Wednesday, November 14, 2007

Labor Strikes in the New Millennium

There have recently been some high profile labor strikes in the news. As I write this, Hollywood writers are on strike. Not long ago there was a brief strike at Chrysler before their new labor contract was approved. But frequent or large numbers of labor strikes across the country are a thing of the past. Often, when there is a strike it is of short duration.

However, there are a few exceptions in recent years, like the Goodyear strike a few years ago, where the strike lasted longer and had more serious ramifications for both sides involved. In many ways that strike reflected a reality faced by many American manufacturers. Key facts included:

The United Steelworkers union called the strike because Goodyear had announced plans to close two plants (Gadsden, AL and Tyler, TX).

Goodyear expected to be $2.2 billion short in covering pension obligations in 2006 and said it could save $50 million/year by closing a U.S. plant.

Goodyear said the union refused to help them to remain competitive in a global economy, and the contract provisions the company wanted would protect jobs long term and provide for retiree medical benefits.

The Union said they had agreed to closing a plant and cutting pay and other benefits in the 2003 negotiations, and now was being asked for similar concessions again.

In 2003, Goodyear lost more than $1 billion, took on billions in debt and saw its stock go down from a high of $20 per share in 2002, to below $4 per share in early 2006. The stock later rebounded to the $14 per share range.

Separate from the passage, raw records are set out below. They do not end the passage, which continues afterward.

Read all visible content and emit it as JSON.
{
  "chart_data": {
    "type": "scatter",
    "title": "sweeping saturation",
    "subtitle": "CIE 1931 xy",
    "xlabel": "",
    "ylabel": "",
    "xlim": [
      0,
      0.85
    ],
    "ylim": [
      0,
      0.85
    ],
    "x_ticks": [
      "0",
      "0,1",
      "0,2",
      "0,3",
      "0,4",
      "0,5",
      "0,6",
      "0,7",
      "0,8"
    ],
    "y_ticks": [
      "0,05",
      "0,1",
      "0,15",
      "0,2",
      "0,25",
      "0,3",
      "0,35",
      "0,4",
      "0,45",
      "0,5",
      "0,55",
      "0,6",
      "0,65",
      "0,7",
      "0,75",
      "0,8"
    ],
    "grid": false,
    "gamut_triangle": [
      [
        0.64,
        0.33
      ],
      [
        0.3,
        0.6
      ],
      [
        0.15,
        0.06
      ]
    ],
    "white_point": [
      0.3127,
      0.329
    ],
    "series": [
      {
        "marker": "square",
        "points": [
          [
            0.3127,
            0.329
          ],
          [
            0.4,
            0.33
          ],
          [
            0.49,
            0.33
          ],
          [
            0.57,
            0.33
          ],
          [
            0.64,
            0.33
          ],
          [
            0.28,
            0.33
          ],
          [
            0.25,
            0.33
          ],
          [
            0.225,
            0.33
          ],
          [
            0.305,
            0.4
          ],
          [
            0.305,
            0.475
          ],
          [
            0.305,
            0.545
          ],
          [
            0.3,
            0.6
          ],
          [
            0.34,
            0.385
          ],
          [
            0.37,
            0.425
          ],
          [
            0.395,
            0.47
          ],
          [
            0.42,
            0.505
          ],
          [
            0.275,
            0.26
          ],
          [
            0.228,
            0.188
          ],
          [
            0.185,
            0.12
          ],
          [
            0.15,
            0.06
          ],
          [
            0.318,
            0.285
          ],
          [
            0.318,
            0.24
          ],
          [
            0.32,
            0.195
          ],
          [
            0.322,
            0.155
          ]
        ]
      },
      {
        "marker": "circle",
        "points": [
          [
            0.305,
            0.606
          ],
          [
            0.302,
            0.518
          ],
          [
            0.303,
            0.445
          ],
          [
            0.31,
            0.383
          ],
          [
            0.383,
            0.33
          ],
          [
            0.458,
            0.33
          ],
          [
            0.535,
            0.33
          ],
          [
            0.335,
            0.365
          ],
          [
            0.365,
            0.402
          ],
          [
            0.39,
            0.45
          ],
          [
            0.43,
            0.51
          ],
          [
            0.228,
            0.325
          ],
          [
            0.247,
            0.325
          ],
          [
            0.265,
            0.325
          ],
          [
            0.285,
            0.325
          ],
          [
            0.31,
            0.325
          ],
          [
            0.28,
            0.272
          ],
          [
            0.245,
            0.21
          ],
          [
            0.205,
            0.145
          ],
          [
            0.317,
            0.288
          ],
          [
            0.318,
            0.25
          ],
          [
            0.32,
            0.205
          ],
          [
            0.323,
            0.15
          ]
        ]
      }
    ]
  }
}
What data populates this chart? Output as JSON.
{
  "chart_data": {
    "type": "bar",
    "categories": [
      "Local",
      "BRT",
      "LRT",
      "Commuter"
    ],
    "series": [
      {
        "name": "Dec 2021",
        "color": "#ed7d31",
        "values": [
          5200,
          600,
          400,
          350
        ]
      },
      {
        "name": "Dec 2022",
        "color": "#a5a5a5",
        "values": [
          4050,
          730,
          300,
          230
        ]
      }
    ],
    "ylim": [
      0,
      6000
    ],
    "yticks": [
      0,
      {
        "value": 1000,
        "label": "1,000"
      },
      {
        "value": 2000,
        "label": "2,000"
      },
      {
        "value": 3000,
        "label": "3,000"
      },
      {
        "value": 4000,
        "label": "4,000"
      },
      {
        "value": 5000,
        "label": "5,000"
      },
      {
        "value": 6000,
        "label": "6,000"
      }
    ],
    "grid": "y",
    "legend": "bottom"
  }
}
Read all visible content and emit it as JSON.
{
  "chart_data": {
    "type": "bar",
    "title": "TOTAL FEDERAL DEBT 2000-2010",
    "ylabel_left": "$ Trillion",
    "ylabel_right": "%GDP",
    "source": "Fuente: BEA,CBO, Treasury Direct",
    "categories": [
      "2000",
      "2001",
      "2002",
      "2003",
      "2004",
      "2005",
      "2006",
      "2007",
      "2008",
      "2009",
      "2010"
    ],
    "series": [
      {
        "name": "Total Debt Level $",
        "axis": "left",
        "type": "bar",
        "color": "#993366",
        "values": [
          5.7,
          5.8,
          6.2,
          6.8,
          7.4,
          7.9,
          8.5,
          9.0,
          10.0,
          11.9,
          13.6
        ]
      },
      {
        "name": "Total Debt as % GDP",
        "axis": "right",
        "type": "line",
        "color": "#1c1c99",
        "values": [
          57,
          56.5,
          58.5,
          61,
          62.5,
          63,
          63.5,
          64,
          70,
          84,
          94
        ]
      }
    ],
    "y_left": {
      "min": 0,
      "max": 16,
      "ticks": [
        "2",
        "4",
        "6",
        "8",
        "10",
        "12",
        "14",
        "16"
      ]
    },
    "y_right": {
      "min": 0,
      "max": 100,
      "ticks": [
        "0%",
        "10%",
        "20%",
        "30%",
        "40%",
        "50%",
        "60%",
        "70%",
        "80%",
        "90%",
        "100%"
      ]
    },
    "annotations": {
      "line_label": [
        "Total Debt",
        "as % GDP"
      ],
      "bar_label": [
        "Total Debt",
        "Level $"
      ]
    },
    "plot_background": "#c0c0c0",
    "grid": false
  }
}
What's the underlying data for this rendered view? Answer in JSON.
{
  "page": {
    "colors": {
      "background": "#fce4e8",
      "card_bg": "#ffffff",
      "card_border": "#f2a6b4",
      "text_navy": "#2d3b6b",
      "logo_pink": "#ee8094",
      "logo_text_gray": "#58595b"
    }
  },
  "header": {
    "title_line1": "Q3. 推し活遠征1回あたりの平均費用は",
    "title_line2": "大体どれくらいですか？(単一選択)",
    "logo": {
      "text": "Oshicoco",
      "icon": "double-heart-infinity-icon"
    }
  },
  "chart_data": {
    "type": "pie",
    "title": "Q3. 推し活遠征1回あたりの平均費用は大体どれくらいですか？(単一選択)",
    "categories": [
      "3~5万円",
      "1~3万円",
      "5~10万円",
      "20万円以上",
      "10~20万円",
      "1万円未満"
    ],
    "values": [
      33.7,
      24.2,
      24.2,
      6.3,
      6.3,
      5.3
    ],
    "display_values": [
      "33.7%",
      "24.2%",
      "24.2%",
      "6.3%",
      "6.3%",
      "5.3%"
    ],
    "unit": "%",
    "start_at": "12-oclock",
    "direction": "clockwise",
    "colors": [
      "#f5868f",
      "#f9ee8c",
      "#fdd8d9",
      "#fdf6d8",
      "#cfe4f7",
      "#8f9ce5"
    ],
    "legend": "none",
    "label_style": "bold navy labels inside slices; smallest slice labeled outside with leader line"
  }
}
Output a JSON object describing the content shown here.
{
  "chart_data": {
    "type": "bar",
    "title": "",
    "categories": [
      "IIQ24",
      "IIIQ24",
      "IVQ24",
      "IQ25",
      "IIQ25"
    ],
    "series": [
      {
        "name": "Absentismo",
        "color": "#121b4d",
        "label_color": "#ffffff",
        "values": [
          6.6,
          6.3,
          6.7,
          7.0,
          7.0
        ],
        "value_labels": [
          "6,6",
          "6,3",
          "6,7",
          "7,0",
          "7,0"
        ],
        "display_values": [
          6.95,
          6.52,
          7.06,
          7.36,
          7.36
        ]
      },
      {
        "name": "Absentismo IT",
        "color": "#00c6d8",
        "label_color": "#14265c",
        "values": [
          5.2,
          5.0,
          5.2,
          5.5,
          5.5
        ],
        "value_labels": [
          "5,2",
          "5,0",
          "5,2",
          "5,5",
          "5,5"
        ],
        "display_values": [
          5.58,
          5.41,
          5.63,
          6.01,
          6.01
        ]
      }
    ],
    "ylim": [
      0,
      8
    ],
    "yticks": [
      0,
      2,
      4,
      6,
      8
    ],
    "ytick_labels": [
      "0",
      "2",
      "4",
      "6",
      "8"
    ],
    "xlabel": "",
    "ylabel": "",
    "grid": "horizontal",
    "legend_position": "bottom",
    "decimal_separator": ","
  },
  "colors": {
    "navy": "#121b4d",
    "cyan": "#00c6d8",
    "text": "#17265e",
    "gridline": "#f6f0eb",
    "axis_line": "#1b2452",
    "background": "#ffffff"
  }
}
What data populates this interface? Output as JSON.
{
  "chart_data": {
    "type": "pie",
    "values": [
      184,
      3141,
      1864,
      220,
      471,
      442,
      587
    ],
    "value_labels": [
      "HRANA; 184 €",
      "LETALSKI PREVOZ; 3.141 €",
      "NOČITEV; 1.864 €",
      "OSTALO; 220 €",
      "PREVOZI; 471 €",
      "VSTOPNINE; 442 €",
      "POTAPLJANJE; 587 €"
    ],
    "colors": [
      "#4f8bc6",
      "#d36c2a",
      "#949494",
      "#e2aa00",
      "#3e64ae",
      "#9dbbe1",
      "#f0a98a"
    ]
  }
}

One complicating factor in negotiations was that senior executives received huge bonuses in 2006. Securities and Exchange Commission records showed Goodyear CEO Robert J. Keegan collected a $2.6 million bonus in 2005. Head of North American tire division, Jonathan D. Rich, was paid $680,000.

Ultimately the strike was resolved with the union being unable to prevent the plant closures, but preserving some benefit previsions for current and retired employees.

This strike illustrated the issues presented by a number of situations in American manufacturing. We live in a global economy and there are ever expanding alternatives for where goods can be manufactured for less. The collective bargaining process cannot prevail against market pressures. A strike is never a pretty situation, and I do not envy those involved on either side.

Sunday, November 11, 2007

Determining Fair Pay

Pay issues at work can be among the most emotional in the workplace. When employee pay amounts are allowed to evolve without benefit of some structure, they can sometimes become skewed and unfair. Many a sleepless night is experienced by people who are unhappy about pay or related issues, along with turnover and other problems experienced by the organization.

Compensation system development programs determine how much to pay employees using objective and unbiased guidelines. Organizations need to make valid comparisons in order to keep rates of pay fair and current. It is essential to also consider such factors as total compensation (i.e., pay, benefits, etc.), and legal exposure, in order to make the best use of compensation dollars.

Such compensation processes provide for development and implementation of strategies, systems for the control, validation and integrity of compensation data, and benefits products. These processes also play a quality assurance role, such as analyzing and evaluating compensation plan deliverables and providing advice and guidance to the management team.

There are three key issues that must be addressed when designing a compensation structure:

Internal equity - Are the jobs within the organization fairly priced in comparison to one another?

External equity - Are the jobs within the organization fairly priced in comparison to those of other organizations with which it competes for employees?

Individual equity - Are the jobs within the organization fairly priced in comparison to one another in the eyes of employees?

Have you noticed evidence of these tools being used within organizations or companies you are/were involved with? Watch for them and see the role they play in providing fair and equitable compensation.